The contents of this chapter constitute a tool-kit for use in the subsequent chapters on data analysis. §3.2 deals with some basic mathematical methods for vectors and matrices; §3.3 and §3.4 are concerned with methods of data display, and qualitative (or descriptive) features of spherical data sets. In particular, the basic method we have adopted for displaying vectorial data, which may cover both hemispheres, is explained in §3.3.1. §3.5 describes some standard statistical methods for deciding whether a given random sample of observations is adequately fitted by some specified probability distribution, and whether two independent samples have been drawn from the same (unspecified) distribution; §3.6 describes the use of simulation as an aid in complicated analyses; §3.7 describes jackknife procedures and permutation tests; and §3.8 is a brief discourse on problems of data collection.

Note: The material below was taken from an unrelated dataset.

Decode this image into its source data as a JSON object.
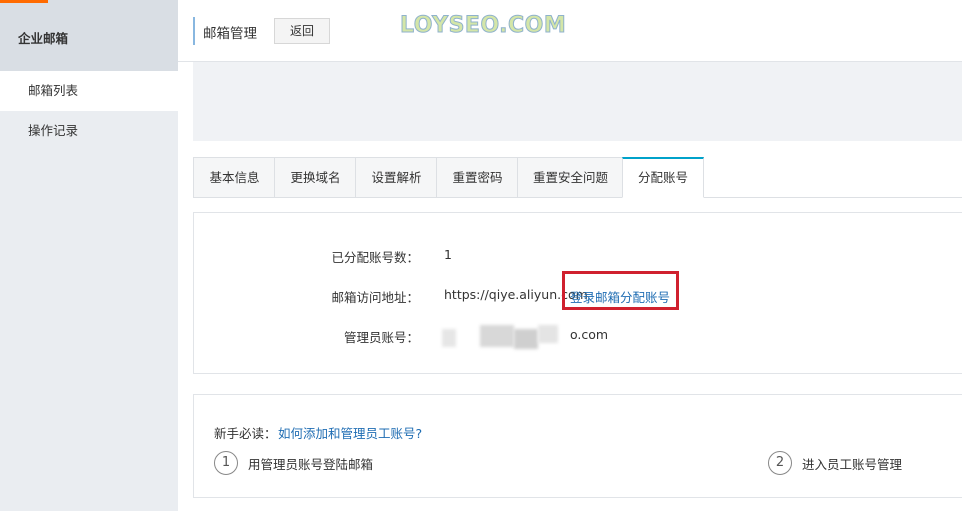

The mathematical results presented in §3.2 are purely for reference purposes, and no derivations are given; most, if not all, of the results are available in standard texts.

Mathematical methods for unit vectors and axes in three dimensions

Mean direction, resultant length and centre of mass

Consider a collection of points P₁, …,P_n on the surface of the unit sphere centred at O, with P_i corresponding to a unit vector with polar coordinates (θ_i, φ_i) and direction cosines x_i, = sin θ_i, cos φ_i, y_i = sin θ_i, sin φ_i, z_i, = cos θ_i, i = 1,…, n.